“I’ve got the ‘don’t-cares’ today.”
As a child, I was never quite sure what my mother meant when she said that, but later in life, I figured it out. Actually, it didn’t take much figuring. I experienced the “don’t-cares” myself.
Although it seems counterintuitive, the “don’t-cares” is not a particularly happy state of mind. Even as a child, I knew that one must feel a sense of accomplishment to be in high spirits. But I wasn't about to look a gift horse in the mouth – understand it or not – I liked it.
When my mother announced she had the “don’t cares,” I’d giggle and say to myself, Oh, goodie!

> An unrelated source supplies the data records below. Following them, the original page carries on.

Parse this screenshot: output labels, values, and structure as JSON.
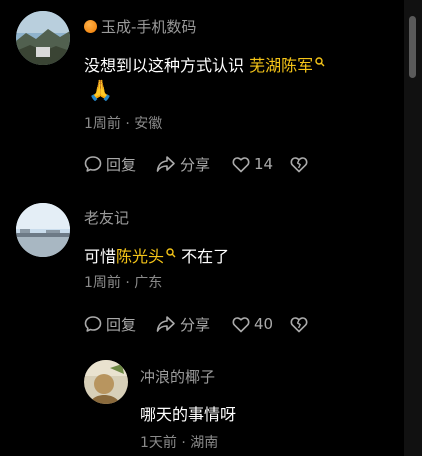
{
  "comments": [
    {
      "username": "玉成-手机数码",
      "text_prefix": "没想到以这种方式认识",
      "mention": "芜湖陈军",
      "emoji": "🙏",
      "meta": "1周前 · 安徽",
      "reply_label": "回复",
      "share_label": "分享",
      "like_count": "14"
    },
    {
      "username": "老友记",
      "text_prefix": "可惜",
      "mention": "陈光头",
      "text_suffix": "不在了",
      "meta": "1周前 · 广东",
      "reply_label": "回复",
      "share_label": "分享",
      "like_count": "40"
    },
    {
      "username": "冲浪的椰子",
      "text": "哪天的事情呀",
      "meta": "1天前 · 湖南"
    }
  ],
  "colors": {
    "background": "#000000",
    "mention": "#f5c518",
    "secondary_text": "#8a8a8a"
  },
  "icons": [
    "search-icon",
    "reply-icon",
    "share-icon",
    "like-heart-icon",
    "dislike-broken-heart-icon"
  ]
}
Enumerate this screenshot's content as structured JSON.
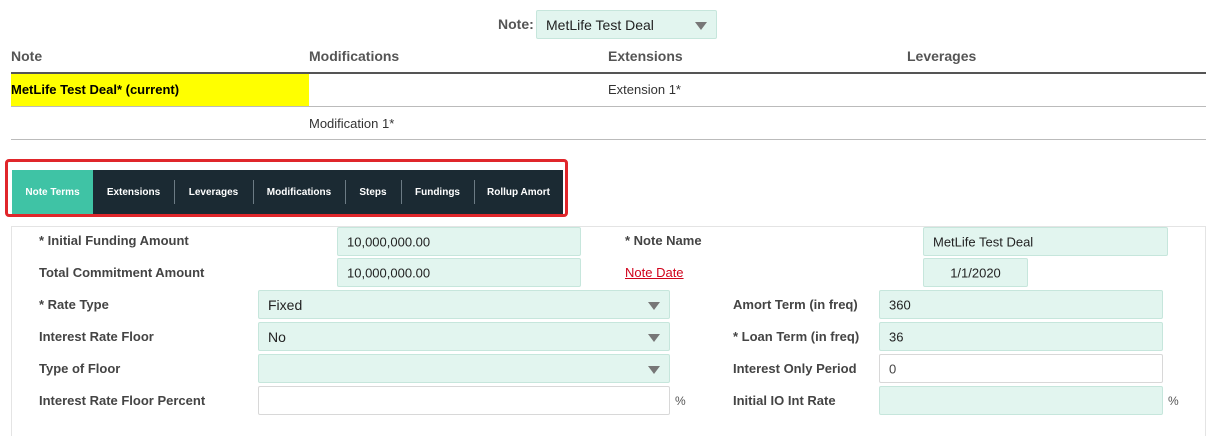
{
  "note_selector": {
    "label": "Note:",
    "value": "MetLife Test Deal"
  },
  "table": {
    "headers": [
      "Note",
      "Modifications",
      "Extensions",
      "Leverages"
    ],
    "current_note": "MetLife Test Deal* (current)",
    "extension": "Extension 1*",
    "modification": "Modification 1*"
  },
  "tabs": [
    {
      "label": "Note Terms",
      "active": true
    },
    {
      "label": "Extensions"
    },
    {
      "label": "Leverages"
    },
    {
      "label": "Modifications"
    },
    {
      "label": "Steps"
    },
    {
      "label": "Fundings"
    },
    {
      "label": "Rollup Amort"
    }
  ],
  "form": {
    "initial_funding_label": "* Initial Funding Amount",
    "initial_funding_value": "10,000,000.00",
    "total_commitment_label": "Total Commitment Amount",
    "total_commitment_value": "10,000,000.00",
    "note_name_label": "* Note Name",
    "note_name_value": "MetLife Test Deal",
    "note_date_label": "Note Date",
    "note_date_value": "1/1/2020",
    "rate_type_label": "* Rate Type",
    "rate_type_value": "Fixed",
    "interest_floor_label": "Interest Rate Floor",
    "interest_floor_value": "No",
    "type_of_floor_label": "Type of Floor",
    "type_of_floor_value": "",
    "floor_percent_label": "Interest Rate Floor Percent",
    "floor_percent_value": "",
    "percent_symbol": "%",
    "amort_term_label": "Amort Term (in freq)",
    "amort_term_value": "360",
    "loan_term_label": "* Loan Term (in freq)",
    "loan_term_value": "36",
    "io_period_label": "Interest Only Period",
    "io_period_value": "0",
    "io_rate_label": "Initial IO Int Rate",
    "io_rate_value": ""
  },
  "colors": {
    "accent": "#3fc3a5",
    "tabbar": "#1b2a33",
    "current_highlight": "#ffff00",
    "callout": "#e0262b",
    "field_bg": "#e2f5ef"
  }
}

No work today!
She’d lounge around reading, drinking coffee and doing as she pleased until time to cook dinner. She loved cooking and always cooked, no matter what. Unfortunately, she didn’t pass that love on to me. Everyone knows I’d rather be featured on My Strange Addiction than cook a meal.

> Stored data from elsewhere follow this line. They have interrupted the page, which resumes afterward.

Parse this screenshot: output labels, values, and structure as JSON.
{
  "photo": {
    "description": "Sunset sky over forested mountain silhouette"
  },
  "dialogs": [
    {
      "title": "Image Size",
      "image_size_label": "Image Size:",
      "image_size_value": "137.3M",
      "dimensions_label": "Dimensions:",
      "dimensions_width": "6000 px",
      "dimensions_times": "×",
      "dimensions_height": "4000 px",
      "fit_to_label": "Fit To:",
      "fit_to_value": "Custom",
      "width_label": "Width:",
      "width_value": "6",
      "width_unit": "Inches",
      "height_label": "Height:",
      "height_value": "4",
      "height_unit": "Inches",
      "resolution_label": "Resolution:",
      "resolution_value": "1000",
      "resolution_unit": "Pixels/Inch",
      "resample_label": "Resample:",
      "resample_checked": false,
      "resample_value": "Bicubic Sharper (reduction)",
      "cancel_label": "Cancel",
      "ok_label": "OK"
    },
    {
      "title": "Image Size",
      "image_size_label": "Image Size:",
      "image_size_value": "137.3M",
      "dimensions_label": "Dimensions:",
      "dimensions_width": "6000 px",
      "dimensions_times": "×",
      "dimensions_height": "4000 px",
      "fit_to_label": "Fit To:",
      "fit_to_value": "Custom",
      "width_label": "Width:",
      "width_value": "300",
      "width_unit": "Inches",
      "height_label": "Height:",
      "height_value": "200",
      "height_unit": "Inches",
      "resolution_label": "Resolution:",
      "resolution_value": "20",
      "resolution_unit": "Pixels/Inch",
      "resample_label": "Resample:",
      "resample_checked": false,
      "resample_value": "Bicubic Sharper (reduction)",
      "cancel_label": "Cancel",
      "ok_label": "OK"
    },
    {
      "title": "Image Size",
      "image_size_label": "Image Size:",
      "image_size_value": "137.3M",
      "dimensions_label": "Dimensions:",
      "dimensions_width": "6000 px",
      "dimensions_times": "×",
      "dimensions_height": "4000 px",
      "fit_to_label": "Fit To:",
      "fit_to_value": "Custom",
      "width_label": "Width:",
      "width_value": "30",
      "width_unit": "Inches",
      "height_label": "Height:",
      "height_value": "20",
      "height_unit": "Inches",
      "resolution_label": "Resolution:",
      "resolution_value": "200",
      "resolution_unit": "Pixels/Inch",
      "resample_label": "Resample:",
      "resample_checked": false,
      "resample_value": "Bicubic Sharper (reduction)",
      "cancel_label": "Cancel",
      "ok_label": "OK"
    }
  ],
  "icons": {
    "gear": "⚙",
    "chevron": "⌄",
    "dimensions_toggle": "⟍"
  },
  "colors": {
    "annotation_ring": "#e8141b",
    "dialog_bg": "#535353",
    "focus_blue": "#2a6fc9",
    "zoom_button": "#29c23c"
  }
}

When she had one of those days, I’d lie across my bed and talk to my friend, Carol, on the phone. If the weather was nice, we’d meet halfway and take one of the long walks we so enjoyed.

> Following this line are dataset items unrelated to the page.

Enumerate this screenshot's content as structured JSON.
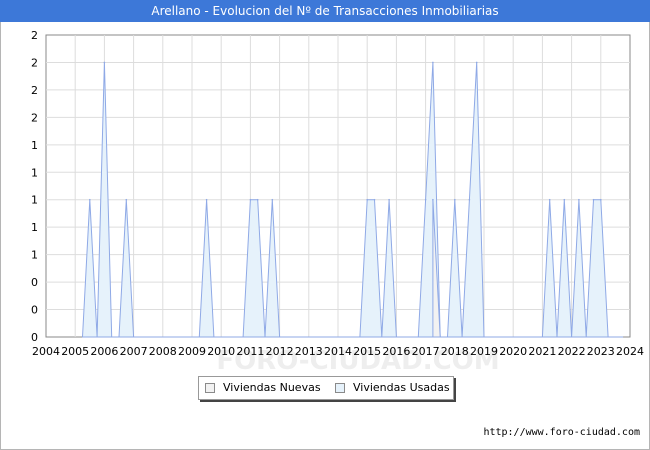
{
  "chart_data": {
    "type": "area",
    "title": "Arellano - Evolucion del Nº de Transacciones Inmobiliarias",
    "xlabel": "",
    "ylabel": "",
    "x_ticks": [
      "2004",
      "2005",
      "2006",
      "2007",
      "2008",
      "2009",
      "2010",
      "2011",
      "2012",
      "2013",
      "2014",
      "2015",
      "2016",
      "2017",
      "2018",
      "2019",
      "2020",
      "2021",
      "2022",
      "2023",
      "2024"
    ],
    "y_tick_labels": [
      "0",
      "0",
      "0",
      "1",
      "1",
      "1",
      "1",
      "1",
      "2",
      "2",
      "2",
      "2"
    ],
    "ylim": [
      0,
      2.2
    ],
    "xlim": [
      2004,
      2024
    ],
    "grid": true,
    "legend_position": "bottom",
    "colors": {
      "nuevas_fill": "#f2f2f2",
      "usadas_fill": "#e6f2fb",
      "line": "#8fa9e6",
      "grid": "#dddddd",
      "watermark": "#eeeeee"
    },
    "series": [
      {
        "name": "Viviendas Nuevas",
        "x": [
          2017.25,
          2017.5
        ],
        "y": [
          1,
          0
        ]
      },
      {
        "name": "Viviendas Usadas",
        "x": [
          2005.25,
          2005.5,
          2005.75,
          2006.0,
          2006.25,
          2006.5,
          2006.75,
          2007.0,
          2007.25,
          2009.25,
          2009.5,
          2009.75,
          2010.75,
          2011.0,
          2011.25,
          2011.5,
          2011.75,
          2012.0,
          2012.25,
          2014.75,
          2015.0,
          2015.25,
          2015.5,
          2015.75,
          2016.0,
          2016.75,
          2017.0,
          2017.25,
          2017.5,
          2017.75,
          2018.0,
          2018.25,
          2018.5,
          2018.75,
          2019.0,
          2019.25,
          2019.5,
          2021.0,
          2021.25,
          2021.5,
          2021.75,
          2022.0,
          2022.25,
          2022.5,
          2022.75,
          2023.0,
          2023.25,
          2023.5,
          2023.75
        ],
        "y": [
          0,
          1,
          0,
          2,
          0,
          0,
          1,
          0,
          0,
          0,
          1,
          0,
          0,
          1,
          1,
          0,
          1,
          0,
          0,
          0,
          1,
          1,
          0,
          1,
          0,
          0,
          1,
          2,
          0,
          0,
          1,
          0,
          1,
          2,
          0,
          0,
          0,
          0,
          1,
          0,
          1,
          0,
          1,
          0,
          1,
          1,
          0,
          0,
          0
        ]
      }
    ]
  },
  "legend": {
    "items": [
      "Viviendas Nuevas",
      "Viviendas Usadas"
    ]
  },
  "source_url": "http://www.foro-ciudad.com",
  "watermark": "FORO-CIUDAD.COM"
}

Those were the best days of all.
Nowadays, when I wake up with the “don’t cares,” I smile and remember my mother – the best of her: her smile, her contagious laughter, the way she sang as she did her housework and her sometimes humorous efforts to teach me right from wrong.
And I recall the fun things Carol and I did growing up on the same street in a small town: the walks, the giggles, breaking the rules by riding our bicycles farther than we were allowed, the carnival, double-feature movies on Saturday afternoons. And so much more!
Beautiful memories are the glue that holds life together – even if they are sometimes inspired by the “don’t cares.”